I am Sarah Boukhary, Interim Middle East and North Africa Co-Director at the Women’s International League for Peace and Freedom, the oldest international women’s peace organization in the world, founded in 1915. WILPF has brought together women from around the world who are united in promoting gender equality, political, economic and social justice for all. In the Middle East and North Africa, WILPF stands firm beside feminist activists from the region working on advancing feminist peace for equality, justice and demilitarised security in the region. Egypt is one of our focus countries in the region.
The current political and economic situation in Egypt reflects the lack of action to uphold women’s rights. Despite Egypt’s repeated promises to do more for women’s rights, these have not resulted in concrete action.
For the UPR of Egypt, we have submitted a summary report addressing the following issues:
- Violence against women and girls, including sexual harassment, child marriage, trafficking and FGM
- Discriminatory laws against women, including personal status laws and the Penal Code
- Women human rights defenders
Our recommendations will be shown on the Powerpoint as I speak.
1. The first issue pertains to violence against women and girls
In 2017, Cairo was the world’s most dangerous city for women due to increased sexual harassment and violence. Although sexual harassment has been defined as a crime in the Penal Code, no significant progress has been made on the issue.
Child marriage and forced marriage are common in Egypt, especially in rural areas, and are interlinked with depriving girls of their right to education. Although the legal age of marriage was raised from 16 to 18 in 2008, the State has not taken serious steps to combat child marriages or to punish perpetrators of child marriage, whether parents or marriage registrars. The government must ensure the effective prosecution of all individuals performing and facilitating child marriage.
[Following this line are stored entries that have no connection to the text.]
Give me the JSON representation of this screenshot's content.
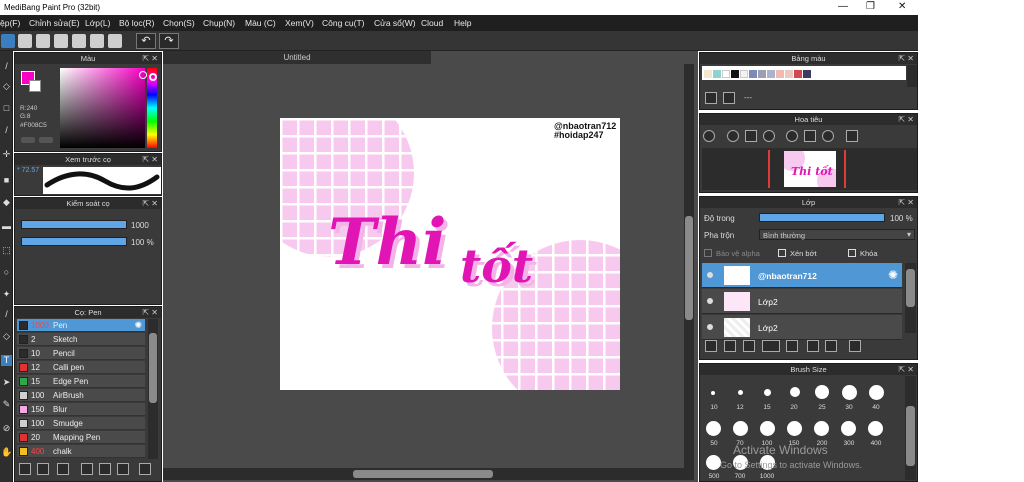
{
  "window": {
    "title": "MediBang Paint Pro (32bit)",
    "controls": [
      "—",
      "❐",
      "✕"
    ]
  },
  "menu": [
    "ệp(F)",
    "Chỉnh sửa(E)",
    "Lớp(L)",
    "Bộ lọc(R)",
    "Chọn(S)",
    "Chụp(N)",
    "Màu (C)",
    "Xem(V)",
    "Công cụ(T)",
    "Cửa sổ(W)",
    "Cloud",
    "Help"
  ],
  "color_panel": {
    "title": "Màu",
    "r": "R:240",
    "g": "G:8",
    "hex": "#F008C5",
    "fg_color": "#f800c5"
  },
  "preview_panel": {
    "title": "Xem trước cọ",
    "size_label": "* 72.57"
  },
  "control_panel": {
    "title": "Kiểm soát cọ",
    "size_value": "1000",
    "opacity_value": "100 %"
  },
  "brush_panel": {
    "title": "Cọ: Pen",
    "brushes": [
      {
        "size": "1000",
        "name": "Pen",
        "color": "#2b2b2b",
        "selected": true
      },
      {
        "size": "2",
        "name": "Sketch",
        "color": "#2b2b2b"
      },
      {
        "size": "10",
        "name": "Pencil",
        "color": "#2b2b2b"
      },
      {
        "size": "12",
        "name": "Calli pen",
        "color": "#d33"
      },
      {
        "size": "15",
        "name": "Edge Pen",
        "color": "#2ea84a"
      },
      {
        "size": "100",
        "name": "AirBrush",
        "color": "#cfcfcf"
      },
      {
        "size": "150",
        "name": "Blur",
        "color": "#f3a9e4"
      },
      {
        "size": "100",
        "name": "Smudge",
        "color": "#cfcfcf"
      },
      {
        "size": "20",
        "name": "Mapping Pen",
        "color": "#d33"
      },
      {
        "size": "400",
        "name": "chalk",
        "color": "#f0c020"
      }
    ]
  },
  "canvas": {
    "tab": "Untitled",
    "tag1": "@nbaotran712",
    "tag2": "#hoidap247",
    "lettering": "Thi tốt"
  },
  "palette_panel": {
    "title": "Bảng màu",
    "swatches": [
      "#f4e6cf",
      "#8fd3d0",
      "#ffffff",
      "#111111",
      "#f2f2f2",
      "#7d8ab7",
      "#9b9fb2",
      "#a9b3c9",
      "#f3b8b0",
      "#e8c9c2",
      "#d4484f",
      "#3a3e63"
    ],
    "dash": "---"
  },
  "navigator_panel": {
    "title": "Hoa tiêu"
  },
  "layer_panel": {
    "title": "Lớp",
    "opacity_label": "Độ trong",
    "opacity_value": "100 %",
    "blend_label": "Pha trộn",
    "blend_value": "Bình thường",
    "protect_alpha": "Bảo vệ alpha",
    "clipping": "Xén bớt",
    "lock": "Khóa",
    "layers": [
      {
        "name": "@nbaotran712",
        "selected": true
      },
      {
        "name": "Lớp2"
      },
      {
        "name": "Lớp2"
      }
    ]
  },
  "brushsize_panel": {
    "title": "Brush Size",
    "sizes": [
      "10",
      "12",
      "15",
      "20",
      "25",
      "30",
      "40",
      "50",
      "70",
      "100",
      "150",
      "200",
      "300",
      "400",
      "500",
      "700",
      "1000"
    ]
  },
  "watermark": {
    "line1": "Activate Windows",
    "line2": "Go to Settings to activate Windows."
  }
}
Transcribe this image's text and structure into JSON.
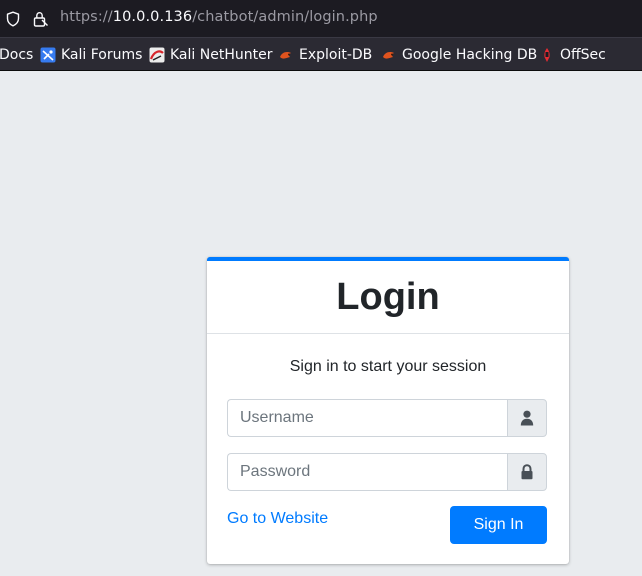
{
  "browser": {
    "url_scheme": "https://",
    "url_host": "10.0.0.136",
    "url_path": "/chatbot/admin/login.php"
  },
  "bookmarks": [
    {
      "label": "Docs",
      "icon": "none"
    },
    {
      "label": "Kali Forums",
      "icon": "kali-forums-icon"
    },
    {
      "label": "Kali NetHunter",
      "icon": "kali-nethunter-icon"
    },
    {
      "label": "Exploit-DB",
      "icon": "exploit-db-icon"
    },
    {
      "label": "Google Hacking DB",
      "icon": "exploit-db-icon"
    },
    {
      "label": "OffSec",
      "icon": "offsec-icon"
    }
  ],
  "colors": {
    "accent": "#007bff",
    "page_background": "#e9ecef",
    "toolbar": "#1c1b22",
    "bookmarks_bar": "#2b2a33"
  },
  "login": {
    "title": "Login",
    "message": "Sign in to start your session",
    "username_placeholder": "Username",
    "password_placeholder": "Password",
    "username_icon": "user-icon",
    "password_icon": "lock-icon",
    "website_link": "Go to Website",
    "signin_label": "Sign In"
  }
}
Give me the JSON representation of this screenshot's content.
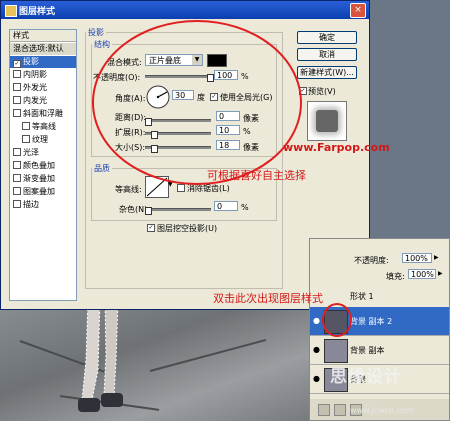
{
  "dialog": {
    "title": "图层样式",
    "close": "×",
    "styles_header": "样式",
    "styles": [
      {
        "label": "混合选项:默认",
        "checked": false,
        "kind": "header"
      },
      {
        "label": "投影",
        "checked": true,
        "selected": true
      },
      {
        "label": "内阴影",
        "checked": false
      },
      {
        "label": "外发光",
        "checked": false
      },
      {
        "label": "内发光",
        "checked": false
      },
      {
        "label": "斜面和浮雕",
        "checked": false
      },
      {
        "label": "等高线",
        "checked": false,
        "sub": true
      },
      {
        "label": "纹理",
        "checked": false,
        "sub": true
      },
      {
        "label": "光泽",
        "checked": false
      },
      {
        "label": "颜色叠加",
        "checked": false
      },
      {
        "label": "渐变叠加",
        "checked": false
      },
      {
        "label": "图案叠加",
        "checked": false
      },
      {
        "label": "描边",
        "checked": false
      }
    ],
    "section_title": "投影",
    "structure": {
      "legend": "结构",
      "blend_label": "混合模式:",
      "blend_value": "正片叠底",
      "blend_color": "#000000",
      "opacity_label": "不透明度(O):",
      "opacity_value": "100",
      "opacity_unit": "%",
      "angle_label": "角度(A):",
      "angle_value": "30",
      "angle_unit": "度",
      "global_light_label": "使用全局光(G)",
      "global_light_checked": true,
      "distance_label": "距离(D):",
      "distance_value": "0",
      "distance_unit": "像素",
      "spread_label": "扩展(R):",
      "spread_value": "10",
      "spread_unit": "%",
      "size_label": "大小(S):",
      "size_value": "18",
      "size_unit": "像素"
    },
    "quality": {
      "legend": "品质",
      "contour_label": "等高线:",
      "antialias_label": "消除锯齿(L)",
      "antialias_checked": false,
      "noise_label": "杂色(N):",
      "noise_value": "0",
      "noise_unit": "%"
    },
    "knockout_label": "图层挖空投影(U)",
    "knockout_checked": true,
    "buttons": {
      "ok": "确定",
      "cancel": "取消",
      "new_style": "新建样式(W)...",
      "preview": "预览(V)"
    },
    "preview_checked": true
  },
  "annotations": {
    "url": "www.Farpop.com",
    "choose": "可根据喜好自主选择",
    "double_click": "双击此次出现图层样式"
  },
  "layers": {
    "opacity_label": "不透明度:",
    "opacity_value": "100%",
    "fill_label": "填充:",
    "fill_value": "100%",
    "items": [
      {
        "name": "形状 1",
        "selected": false
      },
      {
        "name": "背景 副本 2",
        "selected": true
      },
      {
        "name": "背景 副本",
        "selected": false
      },
      {
        "name": "背景",
        "selected": false
      }
    ]
  },
  "watermark": {
    "text": "思缘设计",
    "url": "www.jcwcn.com"
  }
}
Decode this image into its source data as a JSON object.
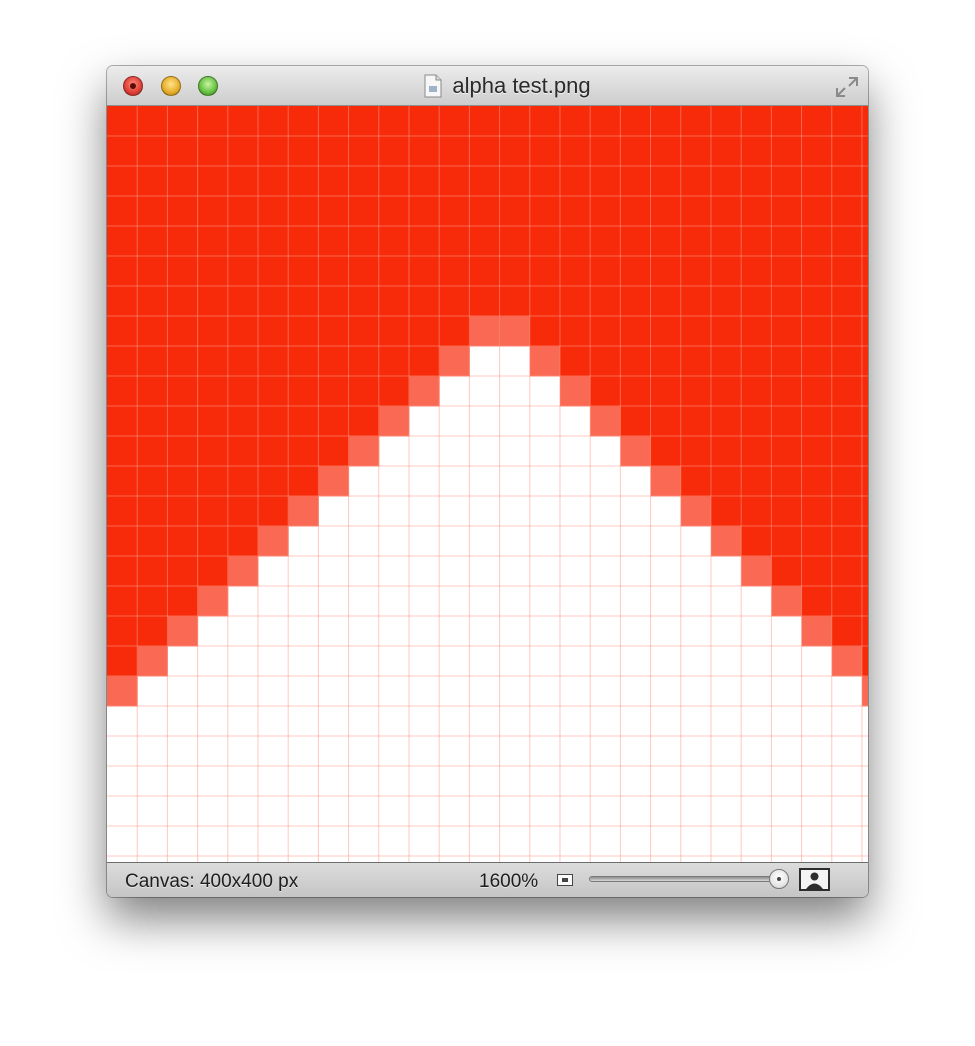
{
  "window": {
    "title": "alpha test.png",
    "file_icon": "document-icon"
  },
  "titlebar_buttons": [
    {
      "name": "close",
      "color": "#e0443a"
    },
    {
      "name": "minimize",
      "color": "#e9b230"
    },
    {
      "name": "zoom",
      "color": "#6cc548"
    }
  ],
  "canvas": {
    "fill_color": "#f72a0a",
    "background_color": "#ffffff",
    "grid_color": "#ff9b8b",
    "pixel_columns": 26,
    "pixel_rows": 25
  },
  "statusbar": {
    "canvas_size": "Canvas: 400x400 px",
    "zoom_level": "1600%",
    "zoom_slider_value": 1.0,
    "small_icon": "image-small-icon",
    "large_icon": "image-large-icon"
  }
}
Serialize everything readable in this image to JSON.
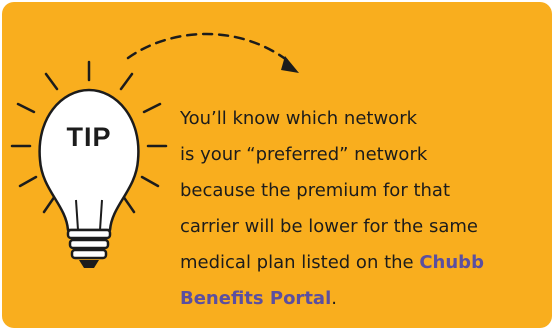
{
  "tip": {
    "icon_label": "TIP",
    "message": {
      "line1": "You’ll know which network",
      "line2": "is your “preferred” network",
      "line3": "because the premium for that",
      "line4": "carrier will be lower for the same",
      "line5_prefix": "medical plan listed on the ",
      "link_part1": "Chubb",
      "link_part2": "Benefits Portal",
      "line6_suffix": "."
    }
  },
  "colors": {
    "background": "#f9ae1e",
    "text": "#1c1c1c",
    "link": "#5b4fa0",
    "bulb_fill": "#ffffff",
    "outline": "#1c1c1c"
  },
  "icons": [
    "lightbulb-icon",
    "dashed-arrow-icon"
  ]
}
The government has made important efforts in combating human trafficking. However, not enough is done to prosecute perpetrators and the Human Trafficking Law contains several loopholes. So-called “tourist marriages” of young Egyptian girls, usually from poor rural areas, to rich and older non-Egyptian men constitute a new form of trafficking. Moreover, it is estimated that 59% of female domestic workers in Egypt are trapped in labour exploitation. Domestic workers are still not covered by the Labour Code and do not benefit from any social and legal protection systems. It is therefore essential that Egypt amends the Labour Code or adopt new legislation to ensure the protection of domestic workers, including migrant domestic workers.
Egypt is one of the 10 countries with the highest prevalence rate of Female Genital Mutilation (FGM) in the world, whereby 87% of women and girls have undergone FGM. Despite the tightening of penalties for FGM in 2016, the State’s efforts to enforce the law are still insufficient. Article 61 of the Law on FGM gives perpetrators grounds for impunity by claiming that FGM is justified in cases of “medical necessity” or to save the girl’s life, which is unfounded. Furthermore, in practice, penalties are only imposed in cases where FGM has led to death; and even such cases, penalties are often commuted. In light of this, Egypt should repeal Article 61 of the Penal Code, strictly enforce the criminalization of FGM, and expand the powers of medical unions to revoke the medical licenses of doctors and medical staff who carry it out.
2. The second issue is discriminatory laws against women
In Egypt, Personal Status Law is the law governing family issues and personal matters in Egypt. It was first issued in 1920, and modifications were made between then and 2005. Despite such amendments, these laws still contain discriminatory provisions against women, including but not limited to: marriage, divorce, and child custody.
While men have the unilateral right to divorce by repudiation, a woman needs to prove specific faults before she is allowed to file for divorce in court. Women were granted the right to unilaterally terminate a marriage without giving reasons in 2000 (what is known as khula), but this could only apply if the woman forfeits her dowry and waives all her material rights.
Under the Personal Status Law, a mother is denied custody of her children if she marries another man after divorce, while a father retains custody of his children even if he gets married to another woman. This violates women’s right to equality in family relations. Egypt should therefore fulfil its international obligations by amending discriminatory laws and provisions against women, including in the Penal Code, and also adopt and implement legislation that criminalize violence against women.
3. The third issue is women human rights defenders
The targeting of human rights defenders, including WHRDs, is systematic. Measures against them include: travel bans imposed as “precautionary measures” without prior information, withholding of passports at the airport upon return from abroad; freezing of accounts without investigation or proper legal procedures for notification. The National Strategy on Violence against Women fails to refer to WHRDs and to their protection.
Women human rights defenders, experience these violations in gender-specific ways. For example, smearing campaigns against women human rights defenders exploits degrading and misogynist stereotypes of women’s sexuality or question her role as a mother to delegitimize her in the community. Human rights defenders, including women human rights defenders, and others have been also been subject to reprisals for engaging with UN human rights mechanisms.
Measures must be taken to immediately cease ongoing harassment, including defamation campaigns and threats, of human rights defenders. And all “precautionary measures” against human rights defenders, such as the freezing of accounts, travel bans, passport confiscations and other intimidation measures must be put to an end.